Blitzgefahr in Wittstock: Wo heute die Radarkontrollen lauern!
Mobile Radarkontrollen in Wittstock/Dosse am 01.12.2025. Aktuelle Blitzerstandorte und Bußgeldinformationen im Überblick.

Blitzgefahr in Wittstock: Wo heute die Radarkontrollen lauern!
Am 1. Dezember 2025 heißt es wieder „Achtung, Blitzer!“ in Wittstock/Dosse. Laut news.de sind heute mobile Radarkontrollen im Bereich der A19 (PLZ 16909) vorgesehen. Die Geschwindigkeitskontrollen haben bereits um 07:34 Uhr begonnen. Hier gilt ein Tempolimit von 120 km/h.
Die Standorte von Verkehrsüberwachungen sind jedoch oft dynamisch und können sich jederzeit ändern. Daher sind die aktuell gemeldeten Blitzerstandorte ohne Gewähr.
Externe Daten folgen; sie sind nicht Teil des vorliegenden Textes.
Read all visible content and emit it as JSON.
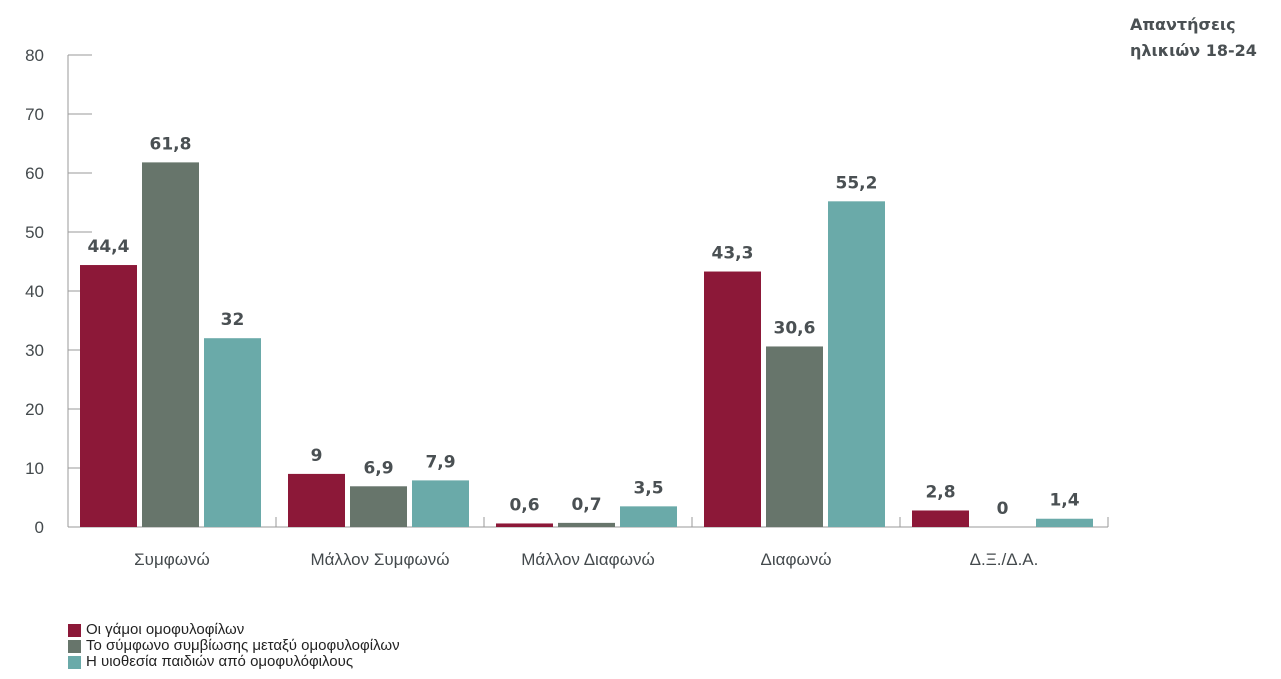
{
  "corner_title": "Απαντήσεις\nηλικιών 18-24",
  "chart_data": {
    "type": "bar",
    "title": "",
    "xlabel": "",
    "ylabel": "",
    "ylim": [
      0,
      80
    ],
    "yticks": [
      0,
      10,
      20,
      30,
      40,
      50,
      60,
      70,
      80
    ],
    "grid": false,
    "legend_position": "bottom-left",
    "categories": [
      "Συμφωνώ",
      "Μάλλον Συμφωνώ",
      "Μάλλον Διαφωνώ",
      "Διαφωνώ",
      "Δ.Ξ./Δ.Α."
    ],
    "series": [
      {
        "name": "Οι γάμοι ομοφυλοφίλων",
        "color": "#8c1838",
        "values": [
          44.4,
          9,
          0.6,
          43.3,
          2.8
        ],
        "labels": [
          "44,4",
          "9",
          "0,6",
          "43,3",
          "2,8"
        ]
      },
      {
        "name": "Το σύμφωνο συμβίωσης μεταξύ ομοφυλοφίλων",
        "color": "#67756b",
        "values": [
          61.8,
          6.9,
          0.7,
          30.6,
          0
        ],
        "labels": [
          "61,8",
          "6,9",
          "0,7",
          "30,6",
          "0"
        ]
      },
      {
        "name": "Η υιοθεσία παιδιών από ομοφυλόφιλους",
        "color": "#6aaaa9",
        "values": [
          32,
          7.9,
          3.5,
          55.2,
          1.4
        ],
        "labels": [
          "32",
          "7,9",
          "3,5",
          "55,2",
          "1,4"
        ]
      }
    ]
  }
}
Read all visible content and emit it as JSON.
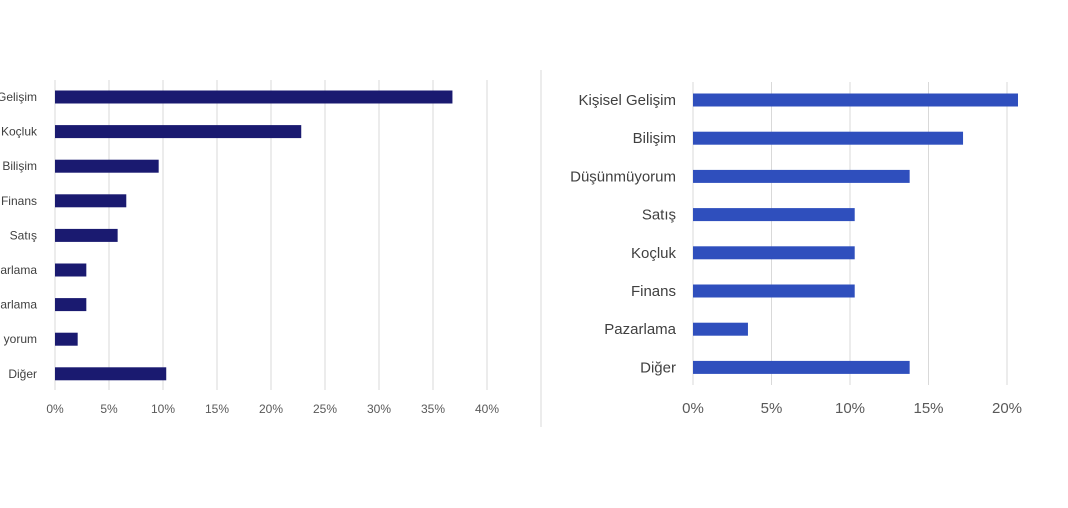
{
  "chart_data": [
    {
      "type": "bar",
      "orientation": "horizontal",
      "categories": [
        "Gelişim",
        "Koçluk",
        "Bilişim",
        "Finans",
        "Satış",
        "zarlama",
        "zarlama",
        "yorum",
        "Diğer"
      ],
      "values": [
        36.8,
        22.8,
        9.6,
        6.6,
        5.8,
        2.9,
        2.9,
        2.1,
        10.3
      ],
      "xlim": [
        0,
        40
      ],
      "xticks": [
        "0%",
        "5%",
        "10%",
        "15%",
        "20%",
        "25%",
        "30%",
        "35%",
        "40%"
      ],
      "color": "#1a1a70",
      "grid": true,
      "title": "",
      "xlabel": "",
      "ylabel": ""
    },
    {
      "type": "bar",
      "orientation": "horizontal",
      "categories": [
        "Kişisel Gelişim",
        "Bilişim",
        "Düşünmüyorum",
        "Satış",
        "Koçluk",
        "Finans",
        "Pazarlama",
        "Diğer"
      ],
      "values": [
        20.7,
        17.2,
        13.8,
        10.3,
        10.3,
        10.3,
        3.5,
        13.8
      ],
      "xlim": [
        0,
        20
      ],
      "xticks": [
        "0%",
        "5%",
        "10%",
        "15%",
        "20%"
      ],
      "color": "#2f4fbd",
      "grid": true,
      "title": "",
      "xlabel": "",
      "ylabel": ""
    }
  ]
}
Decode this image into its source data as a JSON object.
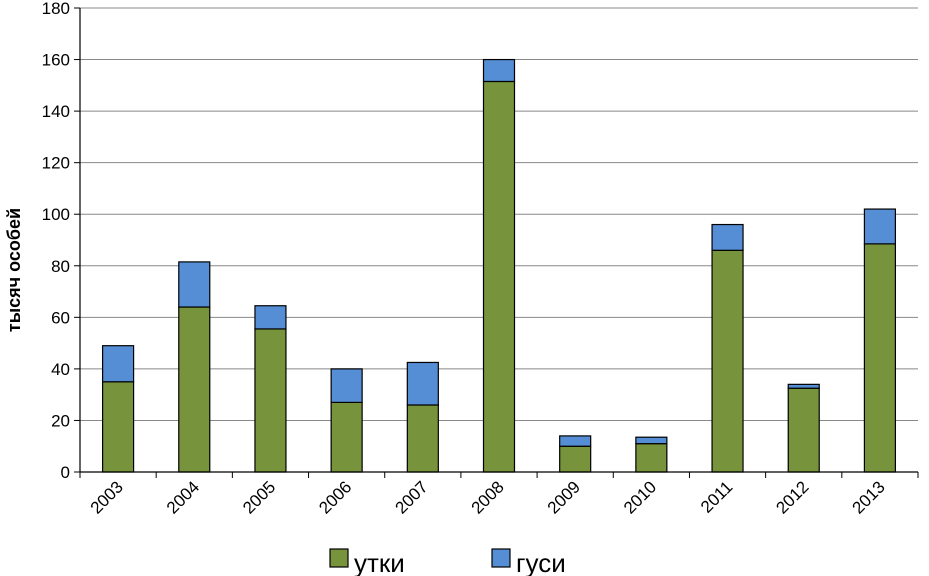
{
  "chart_data": {
    "type": "bar",
    "stacked": true,
    "categories": [
      "2003",
      "2004",
      "2005",
      "2006",
      "2007",
      "2008",
      "2009",
      "2010",
      "2011",
      "2012",
      "2013"
    ],
    "series": [
      {
        "name": "утки",
        "color": "#77933c",
        "values": [
          35,
          64,
          55.5,
          27,
          26,
          151.5,
          10,
          11,
          86,
          32.5,
          88.5
        ]
      },
      {
        "name": "гуси",
        "color": "#558ed5",
        "values": [
          14,
          17.5,
          9,
          13,
          16.5,
          8.5,
          4,
          2.5,
          10,
          1.5,
          13.5
        ]
      }
    ],
    "title": "",
    "xlabel": "",
    "ylabel": "тысяч особей",
    "ylim": [
      0,
      180
    ],
    "yticks": [
      0,
      20,
      40,
      60,
      80,
      100,
      120,
      140,
      160,
      180
    ],
    "grid": "horizontal",
    "legend_position": "bottom"
  }
}
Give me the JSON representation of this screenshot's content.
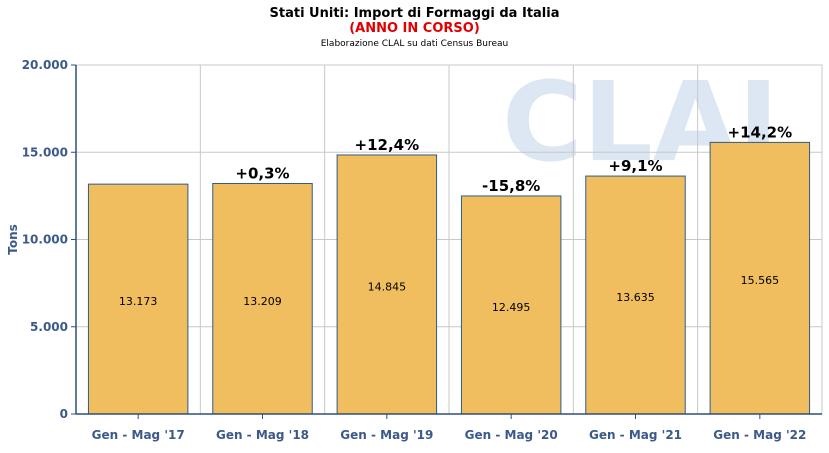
{
  "header": {
    "title": "Stati Uniti: Import di Formaggi da Italia",
    "subtitle": "(ANNO IN CORSO)",
    "source": "Elaborazione CLAL su dati Census Bureau"
  },
  "colors": {
    "bar_fill": "#f0be5e",
    "bar_stroke": "#2e5b8a",
    "grid": "#c8c8c8",
    "axis": "#2e4f7a",
    "watermark": "#dde6f3"
  },
  "watermark": "CLAL",
  "chart_data": {
    "type": "bar",
    "title": "Stati Uniti: Import di Formaggi da Italia",
    "subtitle": "(ANNO IN CORSO)",
    "ylabel": "Tons",
    "xlabel": "",
    "ylim": [
      0,
      20000
    ],
    "yticks": [
      0,
      5000,
      10000,
      15000,
      20000
    ],
    "ytick_labels": [
      "0",
      "5.000",
      "10.000",
      "15.000",
      "20.000"
    ],
    "categories": [
      "Gen - Mag '17",
      "Gen - Mag '18",
      "Gen - Mag '19",
      "Gen - Mag '20",
      "Gen - Mag '21",
      "Gen - Mag '22"
    ],
    "values": [
      13173,
      13209,
      14845,
      12495,
      13635,
      15565
    ],
    "value_labels": [
      "13.173",
      "13.209",
      "14.845",
      "12.495",
      "13.635",
      "15.565"
    ],
    "change_labels": [
      "",
      "+0,3%",
      "+12,4%",
      "-15,8%",
      "+9,1%",
      "+14,2%"
    ],
    "grid": true,
    "legend": "none"
  }
}
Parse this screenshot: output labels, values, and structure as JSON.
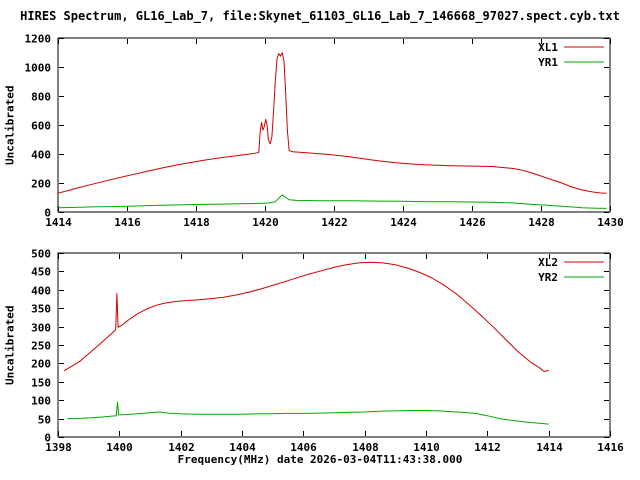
{
  "title": "HIRES Spectrum, GL16_Lab_7, file:Skynet_61103_GL16_Lab_7_146668_97027.spect.cyb.txt",
  "xlabel": "Frequency(MHz) date 2026-03-04T11:43:38.000",
  "colors": {
    "background": "#ffffff",
    "axis": "#000000",
    "series_red": "#d00000",
    "series_green": "#00aa00"
  },
  "chart_data": [
    {
      "type": "line",
      "title": "",
      "ylabel": "Uncalibrated",
      "xlabel": "",
      "xlim": [
        1414,
        1430
      ],
      "ylim": [
        0,
        1200
      ],
      "xticks": [
        1414,
        1416,
        1418,
        1420,
        1422,
        1424,
        1426,
        1428,
        1430
      ],
      "yticks": [
        0,
        200,
        400,
        600,
        800,
        1000,
        1200
      ],
      "grid": false,
      "legend_position": "top-right",
      "series": [
        {
          "name": "XL1",
          "color": "#d00000",
          "points": [
            [
              1414.0,
              130
            ],
            [
              1414.3,
              148
            ],
            [
              1414.6,
              168
            ],
            [
              1415.0,
              192
            ],
            [
              1415.4,
              215
            ],
            [
              1415.8,
              238
            ],
            [
              1416.2,
              260
            ],
            [
              1416.6,
              282
            ],
            [
              1417.0,
              303
            ],
            [
              1417.4,
              322
            ],
            [
              1417.8,
              340
            ],
            [
              1418.2,
              356
            ],
            [
              1418.6,
              370
            ],
            [
              1419.0,
              383
            ],
            [
              1419.4,
              395
            ],
            [
              1419.7,
              405
            ],
            [
              1419.82,
              412
            ],
            [
              1419.86,
              560
            ],
            [
              1419.9,
              618
            ],
            [
              1419.94,
              565
            ],
            [
              1419.98,
              590
            ],
            [
              1420.02,
              638
            ],
            [
              1420.06,
              600
            ],
            [
              1420.1,
              495
            ],
            [
              1420.15,
              470
            ],
            [
              1420.2,
              520
            ],
            [
              1420.25,
              700
            ],
            [
              1420.3,
              905
            ],
            [
              1420.35,
              1060
            ],
            [
              1420.4,
              1092
            ],
            [
              1420.45,
              1075
            ],
            [
              1420.5,
              1098
            ],
            [
              1420.55,
              1040
            ],
            [
              1420.6,
              820
            ],
            [
              1420.65,
              560
            ],
            [
              1420.7,
              425
            ],
            [
              1420.8,
              415
            ],
            [
              1421.0,
              412
            ],
            [
              1421.4,
              405
            ],
            [
              1421.8,
              397
            ],
            [
              1422.2,
              388
            ],
            [
              1422.6,
              376
            ],
            [
              1423.0,
              362
            ],
            [
              1423.4,
              350
            ],
            [
              1423.8,
              340
            ],
            [
              1424.2,
              332
            ],
            [
              1424.6,
              326
            ],
            [
              1425.0,
              322
            ],
            [
              1425.4,
              319
            ],
            [
              1425.8,
              317
            ],
            [
              1426.2,
              315
            ],
            [
              1426.6,
              314
            ],
            [
              1426.8,
              308
            ],
            [
              1427.0,
              304
            ],
            [
              1427.2,
              300
            ],
            [
              1427.4,
              292
            ],
            [
              1427.7,
              272
            ],
            [
              1428.0,
              248
            ],
            [
              1428.3,
              224
            ],
            [
              1428.6,
              200
            ],
            [
              1428.9,
              172
            ],
            [
              1429.2,
              152
            ],
            [
              1429.5,
              138
            ],
            [
              1429.7,
              132
            ],
            [
              1429.9,
              130
            ]
          ]
        },
        {
          "name": "YR1",
          "color": "#00aa00",
          "points": [
            [
              1414.0,
              30
            ],
            [
              1414.5,
              32
            ],
            [
              1415.0,
              35
            ],
            [
              1415.5,
              37
            ],
            [
              1416.0,
              40
            ],
            [
              1416.5,
              43
            ],
            [
              1417.0,
              46
            ],
            [
              1417.5,
              49
            ],
            [
              1418.0,
              52
            ],
            [
              1418.5,
              54
            ],
            [
              1419.0,
              56
            ],
            [
              1419.5,
              58
            ],
            [
              1419.9,
              60
            ],
            [
              1420.1,
              62
            ],
            [
              1420.3,
              70
            ],
            [
              1420.4,
              95
            ],
            [
              1420.5,
              118
            ],
            [
              1420.6,
              100
            ],
            [
              1420.7,
              85
            ],
            [
              1420.9,
              80
            ],
            [
              1421.2,
              79
            ],
            [
              1421.6,
              78
            ],
            [
              1422.0,
              78
            ],
            [
              1422.5,
              77
            ],
            [
              1423.0,
              76
            ],
            [
              1423.5,
              75
            ],
            [
              1424.0,
              74
            ],
            [
              1424.5,
              72
            ],
            [
              1425.0,
              71
            ],
            [
              1425.5,
              70
            ],
            [
              1426.0,
              69
            ],
            [
              1426.5,
              67
            ],
            [
              1427.0,
              64
            ],
            [
              1427.3,
              60
            ],
            [
              1427.6,
              55
            ],
            [
              1428.0,
              49
            ],
            [
              1428.4,
              43
            ],
            [
              1428.8,
              36
            ],
            [
              1429.2,
              30
            ],
            [
              1429.6,
              26
            ],
            [
              1429.9,
              25
            ]
          ]
        }
      ]
    },
    {
      "type": "line",
      "title": "",
      "ylabel": "Uncalibrated",
      "xlabel": "Frequency(MHz) date 2026-03-04T11:43:38.000",
      "xlim": [
        1398,
        1416
      ],
      "ylim": [
        0,
        500
      ],
      "xticks": [
        1398,
        1400,
        1402,
        1404,
        1406,
        1408,
        1410,
        1412,
        1414,
        1416
      ],
      "yticks": [
        0,
        50,
        100,
        150,
        200,
        250,
        300,
        350,
        400,
        450,
        500
      ],
      "grid": false,
      "legend_position": "top-right",
      "series": [
        {
          "name": "XL2",
          "color": "#d00000",
          "points": [
            [
              1398.2,
              180
            ],
            [
              1398.4,
              190
            ],
            [
              1398.7,
              205
            ],
            [
              1399.0,
              226
            ],
            [
              1399.3,
              248
            ],
            [
              1399.6,
              270
            ],
            [
              1399.8,
              285
            ],
            [
              1399.88,
              292
            ],
            [
              1399.92,
              390
            ],
            [
              1399.96,
              298
            ],
            [
              1400.1,
              305
            ],
            [
              1400.3,
              318
            ],
            [
              1400.6,
              335
            ],
            [
              1400.9,
              348
            ],
            [
              1401.2,
              358
            ],
            [
              1401.5,
              364
            ],
            [
              1401.8,
              368
            ],
            [
              1402.2,
              371
            ],
            [
              1402.6,
              373
            ],
            [
              1403.0,
              376
            ],
            [
              1403.4,
              380
            ],
            [
              1403.8,
              386
            ],
            [
              1404.2,
              393
            ],
            [
              1404.6,
              402
            ],
            [
              1405.0,
              412
            ],
            [
              1405.4,
              422
            ],
            [
              1405.8,
              433
            ],
            [
              1406.2,
              443
            ],
            [
              1406.6,
              452
            ],
            [
              1407.0,
              461
            ],
            [
              1407.4,
              468
            ],
            [
              1407.8,
              473
            ],
            [
              1408.2,
              475
            ],
            [
              1408.6,
              473
            ],
            [
              1409.0,
              468
            ],
            [
              1409.4,
              459
            ],
            [
              1409.8,
              447
            ],
            [
              1410.2,
              432
            ],
            [
              1410.6,
              412
            ],
            [
              1411.0,
              388
            ],
            [
              1411.4,
              360
            ],
            [
              1411.8,
              330
            ],
            [
              1412.2,
              298
            ],
            [
              1412.6,
              265
            ],
            [
              1413.0,
              232
            ],
            [
              1413.4,
              204
            ],
            [
              1413.7,
              188
            ],
            [
              1413.85,
              178
            ],
            [
              1414.0,
              181
            ]
          ]
        },
        {
          "name": "YR2",
          "color": "#00aa00",
          "points": [
            [
              1398.3,
              50
            ],
            [
              1398.6,
              50
            ],
            [
              1399.0,
              52
            ],
            [
              1399.4,
              54
            ],
            [
              1399.8,
              57
            ],
            [
              1399.9,
              58
            ],
            [
              1399.94,
              95
            ],
            [
              1399.98,
              60
            ],
            [
              1400.2,
              61
            ],
            [
              1400.6,
              63
            ],
            [
              1401.0,
              66
            ],
            [
              1401.3,
              68
            ],
            [
              1401.6,
              65
            ],
            [
              1402.0,
              63
            ],
            [
              1402.5,
              62
            ],
            [
              1403.0,
              62
            ],
            [
              1403.5,
              62
            ],
            [
              1404.0,
              62
            ],
            [
              1404.5,
              63
            ],
            [
              1405.0,
              63
            ],
            [
              1405.5,
              64
            ],
            [
              1406.0,
              64
            ],
            [
              1406.5,
              65
            ],
            [
              1407.0,
              66
            ],
            [
              1407.5,
              67
            ],
            [
              1408.0,
              68
            ],
            [
              1408.5,
              70
            ],
            [
              1409.0,
              71
            ],
            [
              1409.5,
              72
            ],
            [
              1410.0,
              72
            ],
            [
              1410.4,
              71
            ],
            [
              1410.8,
              69
            ],
            [
              1411.2,
              67
            ],
            [
              1411.6,
              64
            ],
            [
              1412.0,
              58
            ],
            [
              1412.4,
              50
            ],
            [
              1412.8,
              45
            ],
            [
              1413.2,
              41
            ],
            [
              1413.6,
              38
            ],
            [
              1414.0,
              35
            ]
          ]
        }
      ]
    }
  ]
}
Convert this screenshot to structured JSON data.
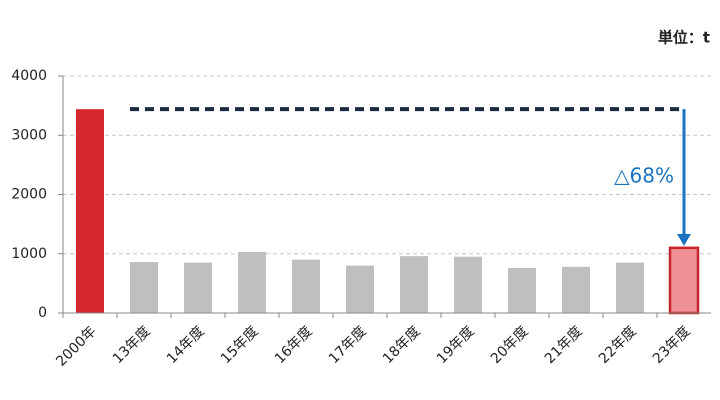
{
  "chart_data": {
    "type": "bar",
    "unit_label": "単位：t",
    "annotation": "△68%",
    "categories": [
      "2000年",
      "13年度",
      "14年度",
      "15年度",
      "16年度",
      "17年度",
      "18年度",
      "19年度",
      "20年度",
      "21年度",
      "22年度",
      "23年度"
    ],
    "values": [
      3440,
      860,
      850,
      1030,
      900,
      800,
      960,
      950,
      760,
      780,
      850,
      1100
    ],
    "colors": [
      "#d7282f",
      "#bfbfbf",
      "#bfbfbf",
      "#bfbfbf",
      "#bfbfbf",
      "#bfbfbf",
      "#bfbfbf",
      "#bfbfbf",
      "#bfbfbf",
      "#bfbfbf",
      "#bfbfbf",
      "#ee8e95"
    ],
    "edgecolors": [
      null,
      null,
      null,
      null,
      null,
      null,
      null,
      null,
      null,
      null,
      null,
      "#c8242c"
    ],
    "reference_color": "#1b2a41",
    "annotation_color": "#1a73c0",
    "ylim": [
      0,
      4000
    ],
    "yticks": [
      0,
      1000,
      2000,
      3000,
      4000
    ],
    "grid": true
  }
}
Wer sich auf der Autobahn oder den Landstraßen bewegt, sollte stets wachsam sein, denn die mobile Radarfalle könnte auch plötzlich aufpoppen.
Bußgelder im neuen Bußgeldkatalog
Wer mit überhöhter Geschwindigkeit erwischt wird, muss nach den neuen Regelungen des Bußgeldkatalogs 2025 tief in die Tasche greifen. Laut derbussgeldkatalog.org beträgt das Bußgeld für eine Geschwindigkeitsüberschreitung von 26 km/h auf der Autobahn A24 mittlerweile 150 Euro – eine Steigerung von 70 Euro im Vergleich zur vorherigen Regelung. Bei weiteren Überschreitungen kann das Bußgeld sogar noch höher ausfallen; dies zeigt, dass es zunehmend wichtiger wird, die Geschwindigkeitslimits im Auge zu behalten.
- Bußgelder außerorts:
- 0-10 km/h: 20 €
- 11-15 km/h: 40 €
- 16-20 km/h: 60 €
- 21-25 km/h: 100 €
- 26-30 km/h: 150 €
- 31-40 km/h: 200 €
- 41-50 km/h: 320 €
- 51-60 km/h: 480 €
- 61-70 km/h: 600 €
- Über 70 km/h: 700 €
Die potenziellen Sanktionen gelten nicht nur als abschreckendes Mittel, sondern weisen darauf hin, dass bei einer erneuten Überschreitung von mehr als 26 km/h innerhalb eines Jahres ein Fahrverbot von einem Monat droht. Besonders Fahranfänger, die noch in der Probezeit sind, sollten aufpassen. Blitzerkatalog.org berichtet von zusätzlichen Regelungen, die für diese Gruppe besonders hartnäckig durchgesetzt werden.
Fehleranfälligkeit bei Messungen
Allerdings birgt die Blitzerei auch viel Unsicherheit. Eine Studie aus 2013 hat ergeben, dass 56% der Geschwindigkeitsmessungen fehlerhaft sind. Technische Defekte, ungünstige Wetterbedingungen oder menschliche Fehler können zu ungenauen Messungen führen, wie derbussgeldkatalog.org berichtet. Das könnte einigen Verkehrsteilnehmern Hoffnung geben, die einen Einspruch gegen ihren Bußgeldbescheid erwägen.
Für diese Fälle empfiehlt sich eine kostenlose Erstberatung, um die Erfolgschancen eines Einspruchs zu überprüfen. Schließlich zeigen viele Fälle, dass es sich lohnen kann, gegen eine vermeintliche Geschwindigkeitsübertretung vorzugehen.
Abschließend bleibt nur zu sagen: Fahren Sie vorsichtig, halten Sie sich an die Geschwindigkeitslimits, und wenn es doch einmal zu einer Kontrolle kommt, überlegen Sie gut, wie Sie darauf reagieren. Bleiben Sie sicher auf den Straßen Brandenburgs!